Generative AI (AIGC) has opened a new era of generalization of artificial intelligence. The competition around large models is spectacular. Computing infrastructure is the primary focus of competition, and the awakening of power has increasingly become an industry consensus. .

In the era of large AI models, new data storage bases promote the digital intelligence transition of education, scientific research

In the new era, large models are moving from single modality to multi-modality, the size of parameters and training data sets is growing exponentially, and massive unstructured data requires the support of high-performance mixed load capabilities; at the same time , data-intensive paradigms have become popular, and application scenarios such as supercomputing and high-performance computing (HPC) are moving in depth, and existing data storage bases are no longer able to meet the needs of continuous upgrades.

If computing power, algorithms, and data are the "troika" driving the development of artificial intelligence, then in the context of huge changes in the external environment, the three urgently need to regain a dynamic balance. The improvement of "soft power" brought about by the improvement of algorithm models and the enhancement of "hard power" caused by the optimization of computing power supply need further support - the "capacity" of data transmission and the "storage capacity" of data storage need to be improved. As a power source, new data storage bases will emerge from the cocoon and become a butterfly in the process of meeting many challenges.

Application scenarios with complex and continuously evolving requirements are the best touchstone for new data storage bases. In this sense, the teaching and scientific research industry is a typical representative: computing power and data are key elements of digital transformation in this field, and scientific research computing with disciplinary integration is equally important as data-based decision support. Moving from HPC to HPDA (High Performance Data Analysis) is a big step to improve the efficiency of teaching and scientific research, and the empowerment of AI can help solve problems that were impossible, inaccurate, and impractical to calculate in the past.

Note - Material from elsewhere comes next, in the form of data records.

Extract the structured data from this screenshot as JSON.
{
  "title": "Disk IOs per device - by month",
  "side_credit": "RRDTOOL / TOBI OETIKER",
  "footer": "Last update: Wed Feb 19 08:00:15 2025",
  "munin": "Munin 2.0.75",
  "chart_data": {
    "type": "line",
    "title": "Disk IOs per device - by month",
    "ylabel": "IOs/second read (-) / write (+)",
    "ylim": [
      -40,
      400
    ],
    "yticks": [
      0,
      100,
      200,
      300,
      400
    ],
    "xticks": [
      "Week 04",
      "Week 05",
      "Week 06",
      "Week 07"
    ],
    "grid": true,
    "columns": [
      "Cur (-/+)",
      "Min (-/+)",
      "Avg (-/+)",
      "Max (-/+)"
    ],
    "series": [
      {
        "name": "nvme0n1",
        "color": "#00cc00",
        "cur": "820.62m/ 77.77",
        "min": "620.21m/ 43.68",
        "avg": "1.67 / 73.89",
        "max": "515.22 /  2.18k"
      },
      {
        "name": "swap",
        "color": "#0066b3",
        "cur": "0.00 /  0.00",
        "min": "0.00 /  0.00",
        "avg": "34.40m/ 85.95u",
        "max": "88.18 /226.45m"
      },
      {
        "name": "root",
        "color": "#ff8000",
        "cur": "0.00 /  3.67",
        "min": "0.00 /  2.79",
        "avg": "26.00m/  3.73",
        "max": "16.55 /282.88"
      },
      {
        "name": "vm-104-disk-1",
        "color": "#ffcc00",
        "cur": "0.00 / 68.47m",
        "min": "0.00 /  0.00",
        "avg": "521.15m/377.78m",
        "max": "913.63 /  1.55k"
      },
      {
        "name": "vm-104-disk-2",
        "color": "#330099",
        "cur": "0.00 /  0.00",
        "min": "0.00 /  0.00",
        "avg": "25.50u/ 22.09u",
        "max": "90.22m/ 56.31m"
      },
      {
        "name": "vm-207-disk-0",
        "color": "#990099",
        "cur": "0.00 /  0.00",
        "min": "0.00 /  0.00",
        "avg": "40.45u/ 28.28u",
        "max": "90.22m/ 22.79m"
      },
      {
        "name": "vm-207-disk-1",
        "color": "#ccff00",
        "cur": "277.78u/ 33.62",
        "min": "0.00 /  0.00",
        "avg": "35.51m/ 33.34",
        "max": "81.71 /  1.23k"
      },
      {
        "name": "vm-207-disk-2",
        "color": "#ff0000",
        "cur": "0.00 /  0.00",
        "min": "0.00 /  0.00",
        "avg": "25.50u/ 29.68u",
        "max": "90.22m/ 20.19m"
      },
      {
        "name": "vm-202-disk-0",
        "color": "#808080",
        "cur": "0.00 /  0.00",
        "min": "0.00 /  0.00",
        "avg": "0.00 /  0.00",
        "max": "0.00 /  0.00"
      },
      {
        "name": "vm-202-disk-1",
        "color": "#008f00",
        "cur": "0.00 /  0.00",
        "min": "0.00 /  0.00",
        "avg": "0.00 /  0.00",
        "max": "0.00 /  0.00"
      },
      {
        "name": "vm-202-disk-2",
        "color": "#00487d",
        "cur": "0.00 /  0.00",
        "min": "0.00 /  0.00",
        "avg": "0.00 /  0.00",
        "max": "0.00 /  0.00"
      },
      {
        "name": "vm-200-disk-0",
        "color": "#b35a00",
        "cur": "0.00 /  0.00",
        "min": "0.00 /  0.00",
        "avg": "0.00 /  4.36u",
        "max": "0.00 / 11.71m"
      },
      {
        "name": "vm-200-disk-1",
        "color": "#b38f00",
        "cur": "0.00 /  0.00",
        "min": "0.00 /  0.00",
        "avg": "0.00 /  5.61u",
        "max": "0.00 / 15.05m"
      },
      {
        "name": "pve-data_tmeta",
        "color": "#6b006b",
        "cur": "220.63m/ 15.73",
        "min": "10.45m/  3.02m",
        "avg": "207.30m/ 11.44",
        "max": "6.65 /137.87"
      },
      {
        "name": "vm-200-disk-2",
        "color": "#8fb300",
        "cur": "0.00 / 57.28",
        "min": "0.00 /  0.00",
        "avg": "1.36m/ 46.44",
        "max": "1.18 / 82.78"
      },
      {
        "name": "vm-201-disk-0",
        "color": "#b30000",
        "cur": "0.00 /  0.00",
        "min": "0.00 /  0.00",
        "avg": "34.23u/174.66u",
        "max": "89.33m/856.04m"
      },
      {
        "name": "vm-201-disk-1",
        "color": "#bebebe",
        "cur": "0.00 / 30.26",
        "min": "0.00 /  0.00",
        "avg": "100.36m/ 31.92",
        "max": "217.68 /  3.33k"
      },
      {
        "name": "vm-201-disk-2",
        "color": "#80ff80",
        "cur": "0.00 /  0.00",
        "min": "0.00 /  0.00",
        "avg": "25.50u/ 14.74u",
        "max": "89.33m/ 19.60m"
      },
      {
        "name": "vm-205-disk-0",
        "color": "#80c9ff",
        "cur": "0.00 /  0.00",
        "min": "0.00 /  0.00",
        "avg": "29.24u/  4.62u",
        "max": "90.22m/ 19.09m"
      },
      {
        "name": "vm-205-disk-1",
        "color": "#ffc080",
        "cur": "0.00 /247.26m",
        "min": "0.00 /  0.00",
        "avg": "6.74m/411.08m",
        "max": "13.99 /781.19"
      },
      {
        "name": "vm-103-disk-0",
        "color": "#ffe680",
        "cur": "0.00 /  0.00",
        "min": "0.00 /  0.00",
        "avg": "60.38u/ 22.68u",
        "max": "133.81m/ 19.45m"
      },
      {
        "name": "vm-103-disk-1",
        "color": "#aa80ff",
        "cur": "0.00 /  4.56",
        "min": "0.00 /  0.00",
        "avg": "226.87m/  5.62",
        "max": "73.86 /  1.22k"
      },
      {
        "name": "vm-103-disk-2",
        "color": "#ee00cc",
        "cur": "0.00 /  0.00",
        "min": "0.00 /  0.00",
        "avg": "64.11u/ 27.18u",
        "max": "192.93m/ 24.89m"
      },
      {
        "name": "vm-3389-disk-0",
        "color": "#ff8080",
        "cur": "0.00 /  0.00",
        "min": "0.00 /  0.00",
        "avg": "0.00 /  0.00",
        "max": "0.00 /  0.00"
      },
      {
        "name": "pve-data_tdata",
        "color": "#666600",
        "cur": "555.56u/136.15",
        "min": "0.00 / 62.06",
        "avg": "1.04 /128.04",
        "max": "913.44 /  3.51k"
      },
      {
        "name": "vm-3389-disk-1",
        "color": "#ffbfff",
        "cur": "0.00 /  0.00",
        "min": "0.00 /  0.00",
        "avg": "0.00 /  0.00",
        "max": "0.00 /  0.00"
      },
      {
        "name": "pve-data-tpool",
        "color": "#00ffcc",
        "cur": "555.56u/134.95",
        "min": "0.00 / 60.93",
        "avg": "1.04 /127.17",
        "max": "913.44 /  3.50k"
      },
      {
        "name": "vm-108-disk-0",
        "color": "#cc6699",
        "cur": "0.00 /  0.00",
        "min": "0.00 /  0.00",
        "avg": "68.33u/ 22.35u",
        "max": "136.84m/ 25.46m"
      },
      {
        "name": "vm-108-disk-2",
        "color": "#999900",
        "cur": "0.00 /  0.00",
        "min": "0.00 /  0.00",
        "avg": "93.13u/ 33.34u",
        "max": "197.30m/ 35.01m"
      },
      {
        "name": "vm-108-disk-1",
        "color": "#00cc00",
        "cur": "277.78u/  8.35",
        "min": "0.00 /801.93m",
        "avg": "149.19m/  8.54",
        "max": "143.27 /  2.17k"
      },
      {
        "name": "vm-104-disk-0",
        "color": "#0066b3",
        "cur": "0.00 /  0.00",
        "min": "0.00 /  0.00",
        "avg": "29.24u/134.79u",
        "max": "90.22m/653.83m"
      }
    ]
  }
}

In the era of large AI models, new data storage bases promote the digital intelligence transition of education, scientific research

At the 2023 World Artificial Intelligence Conference held recently, Huawei's OceanStor Pacific distributed storage assisted Shanghai Jiao Tong University in building an HPC AI storage base that was officially launched. The "Turn it over" unified data base will expand by another 25PB this year. It is expected to become a new benchmark for the digital and intelligent transformation of teaching and scientific research, and also set a milestone for the journey of exploring new bases for data storage.

The evolution of the relationship between data and computing power and the derived challenges

With the digital transformation of thousands of industries entering the deep water zone, and the coordinated explosion of emerging technologies such as artificial intelligence and big data, the relationship between data and computing power is undergoing subtle changes.

In the era of large AI models, new data storage bases promote the digital intelligence transition of education, scientific research

The field of education and scientific research is at the forefront of the digital economy and is quite sensitive to this change. In the past, data had to follow computing power. In order to cope with the rapid numerical solution of complex scientific and engineering problems, the education and scientific research community has paid more attention to how to build the most powerful computing power for a long time, while data is only considered as a supporting facility for computing power.

Nowadays, "computing power revolves around data" has gradually become a new trend. The emergence of emerging applications, the expansion of data volume, and the highlighting of data security issues have placed greater emphasis on the value of data itself. Based on breakthroughs in AI, big data and other technologies, traditional supercomputing is evolving into data-intensive supercomputing, and multiple heterogeneous computing power needs to be built around the same data storage base.

Lin Xinhua, deputy director of the Network Information Center of Shanghai Jiao Tong University, believes that the reversal of dominance in data and computing power not only provides an opportunity to build a data-intensive supercomputing platform, but also brings many new innovations to the construction of a unified data storage base. challenges.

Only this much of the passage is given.